World championship leader Marc Marquez was gifted his fourth consecutive 125cc win of the season after his key title rival Pol Espargaro crashed out of the lead with three laps to go.
The pair had battled tooth-and-nail at the front from lap four, when they passed early (wet tire-shod) early leaders Jonas Folger and Marcel Schrotter when the track was still mostly damp. Swapping the lead virtually every lap from that point onwards, and pushing hard as they explored the limits of the rumble strip's adhesion at several points around the circuit, it remained unclear which rider ultimately held a pace advantage heading in to the final stages.
Though it seemed as if Marquez's was the quicker Derbi in the final third of the lap and Espargaro always looked slightly more on the edge at that point on the circuit. So it proved when Espargaro went an inch too wide on the fast penultimate right-hander and ran on to the Astroturf. He immediately lost purchase and flew high in the air, releasing Marquez in to a clear 23sec lead.
Espargaro's mistake elevated Tomoyashi Koyama to second, though he had to fight hard for that too. In a scrap that included Esteve Rabat, Bradley Smith, Randy Krummenacher and latterly the home-grown talent of Sandro Cortese, Koyama moved to the front just at the right time to inherit second.
Cortese who dropped back badly off the front-row at the start, applied determination and patience to fight his way back on to the tail of this battle for third - which became second after Espergaro's crash. And as it heated up in the final laps, Cortese kept his cool and scrapped his way through, and as they came into the final corner, made a wild dive down the inside of Rabat for third.
If the Spaniard hadn't sat up slightly, they both would have fallen, but he did and Cortese was through for a podium finish in front his home crowd. Rabat gathered it up for fourth ahead of Smith, who faded in the final laps having run third himself three laps from the flag.

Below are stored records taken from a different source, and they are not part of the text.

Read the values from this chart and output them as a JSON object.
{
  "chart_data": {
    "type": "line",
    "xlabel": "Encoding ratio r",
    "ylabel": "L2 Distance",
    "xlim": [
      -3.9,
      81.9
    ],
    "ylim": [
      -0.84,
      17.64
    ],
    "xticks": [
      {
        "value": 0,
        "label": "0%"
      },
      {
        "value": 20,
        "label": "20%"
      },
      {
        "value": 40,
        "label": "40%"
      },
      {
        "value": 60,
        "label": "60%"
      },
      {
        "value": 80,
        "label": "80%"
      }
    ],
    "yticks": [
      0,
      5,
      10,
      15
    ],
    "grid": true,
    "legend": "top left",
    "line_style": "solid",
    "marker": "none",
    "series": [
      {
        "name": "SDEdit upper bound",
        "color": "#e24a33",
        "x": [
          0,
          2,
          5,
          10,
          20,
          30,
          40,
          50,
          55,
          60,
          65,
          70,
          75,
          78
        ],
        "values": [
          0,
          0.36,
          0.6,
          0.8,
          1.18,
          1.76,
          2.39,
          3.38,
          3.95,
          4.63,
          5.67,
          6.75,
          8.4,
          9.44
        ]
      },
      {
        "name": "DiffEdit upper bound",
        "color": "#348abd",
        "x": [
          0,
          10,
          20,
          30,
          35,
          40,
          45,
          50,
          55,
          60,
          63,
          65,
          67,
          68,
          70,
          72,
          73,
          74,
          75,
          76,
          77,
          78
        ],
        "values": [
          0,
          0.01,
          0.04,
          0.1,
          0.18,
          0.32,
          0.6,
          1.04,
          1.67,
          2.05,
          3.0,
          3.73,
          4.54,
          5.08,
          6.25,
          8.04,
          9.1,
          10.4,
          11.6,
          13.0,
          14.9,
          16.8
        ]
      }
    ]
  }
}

Johann Zarco had a grandstand view of all this as he ran around just behind this pack to finish sixth. Danny Webb was another last-lap opportunist as he took seventh from Efren Vazquez.
Sturla Fagerhaug and wild card entry Daniel Kartheininger completed the top 10, while early leader Folger, who was at one point five seconds ahead of the winner in those opening wet laps eventually finished 16th.